If only we had such power. If only our animal companions could live as long as we could. But life doesn’t work that way. I said when Kneesa passed that “the true cost of unconditional love is inconsolable grief” and now I was faced with enduring another of the greatest losses of my life. My best friend was gone. I live alone and work from home. My photography was rooted in my adventures with Kwinn.

The emptiness was palpable.

And once again, photography helped fill the void.

The day after Kwinn passed, Comet C/2023 A3 Tsuchinshan-Atlas returned to view after its pass around the sun. Jillian and I spent the next three nights photographing this once-in-80,000-year event, road-tripping to clear sky spots, armed with Kwinn’s favourite snacks and with her back window rolled down, keeping her memory with us as we went. As we chased the comet, we also chased away our grief, if only for a short time, and while I’m not really a believer in signs or spirits, I will admit, some of the “signs” I did experience while chasing the comet were too powerful and uncanny to ignore.

Kwinn’s Comet

On my final night chasing the comet, I drove to Pincher Creek and returned to one of the quiet spots we had discovered; a place high atop a mountain overlooking a valley and the larger, snow-capped mountains to the west. Joined by my friend Marie, we sat and visited while the sky grew darker, the rising moon illuminating the mountains as the comet came into view. It was fainter but still beautiful and I wrapped myself in Kwinn’s blanket to keep warm while we watched it set. I drove back in silence. Stopping to fill my tire with air, I turned the radio back on and as I did, a cover version of Warren Zevon’s Keep Me In Your Heart began playing on the radio.

Tears started flowing down my cheeks.

I played that song after getting home from the vet the night Kwinn and I said goodbye.

I am overwhelmed at times by the confluence of coincidence that came together the week she passed and the week that followed. Two incredible aurora shows in the days before, perhaps representative of my two pets, Dana and Kneesa that preceded her. The return of Tsuchinshan-Atlas, a naked-eye comet matched only by Neowise in recent years; coincidentally in the sky when Kneesa passed away. The songs and signs and offerings of gratitude. Whether these are just coincidence or something more ethereal is up for interpretation. What is undeniable is that the ability to photograph these events as I processed my loss made a huge difference in being able to manage my grief.

I’m not going to lie: I miss my puppy immeasurably. Every day I find myself adrift and lost without Kwinn’s presence as our daily routines were so interconnected. Photography has helped a lot but at the end of the day, it is not a cure for grief or loss; complicated beasts that overwhelm even the most steely of us with no clear path through other than time.

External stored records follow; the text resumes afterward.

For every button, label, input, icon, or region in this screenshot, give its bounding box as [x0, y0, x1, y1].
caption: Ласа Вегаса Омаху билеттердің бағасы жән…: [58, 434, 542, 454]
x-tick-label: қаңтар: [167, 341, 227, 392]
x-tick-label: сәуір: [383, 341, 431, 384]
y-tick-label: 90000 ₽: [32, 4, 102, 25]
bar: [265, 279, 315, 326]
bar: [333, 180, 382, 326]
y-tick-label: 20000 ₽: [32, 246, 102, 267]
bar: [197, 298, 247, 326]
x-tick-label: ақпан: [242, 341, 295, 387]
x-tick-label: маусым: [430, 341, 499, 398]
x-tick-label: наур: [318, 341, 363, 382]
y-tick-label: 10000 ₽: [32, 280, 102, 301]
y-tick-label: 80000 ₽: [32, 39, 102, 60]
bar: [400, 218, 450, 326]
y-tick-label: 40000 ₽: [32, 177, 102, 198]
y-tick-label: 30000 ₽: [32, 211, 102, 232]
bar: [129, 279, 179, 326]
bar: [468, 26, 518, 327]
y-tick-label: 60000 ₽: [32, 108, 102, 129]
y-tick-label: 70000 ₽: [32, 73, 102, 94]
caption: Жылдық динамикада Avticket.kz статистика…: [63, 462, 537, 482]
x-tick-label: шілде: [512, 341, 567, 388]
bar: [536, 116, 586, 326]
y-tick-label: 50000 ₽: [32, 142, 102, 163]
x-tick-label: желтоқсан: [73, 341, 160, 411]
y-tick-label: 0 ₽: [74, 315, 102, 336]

Photography may not be a cure but what it does bring us is an escape into the moment. A place where we can get lost, even for a short while, to immerse ourselves in simply being. Some might argue that all it is is a distraction. But we need distractions during hard times. And if, in the process of distracting ourselves, we can find periods of relief and ways to transmute our pain into art and express that grief through beauty, then by all means, let’s do that.

Great art and artists don’t come from comfortable, easy living. They come from our losses, our heartaches, our rage, and our pain and channeling it all into something else. Something beautiful and relatable. Whether it’s photography or music or painting or writing or whatever other creative pursuit you enjoy, if you find yourself struggling with a loss or heartache or mental health challenges of any kind, I encourage you to dive into the deep end of your creative pool; give yourself permission to grieve anything in your life that you feel needs to be grieved and find ways to turn it all into a beautiful distraction that soothes your heart, even if it’s only for a few moments at a time. You never know what beauty and inspiration might come as a result.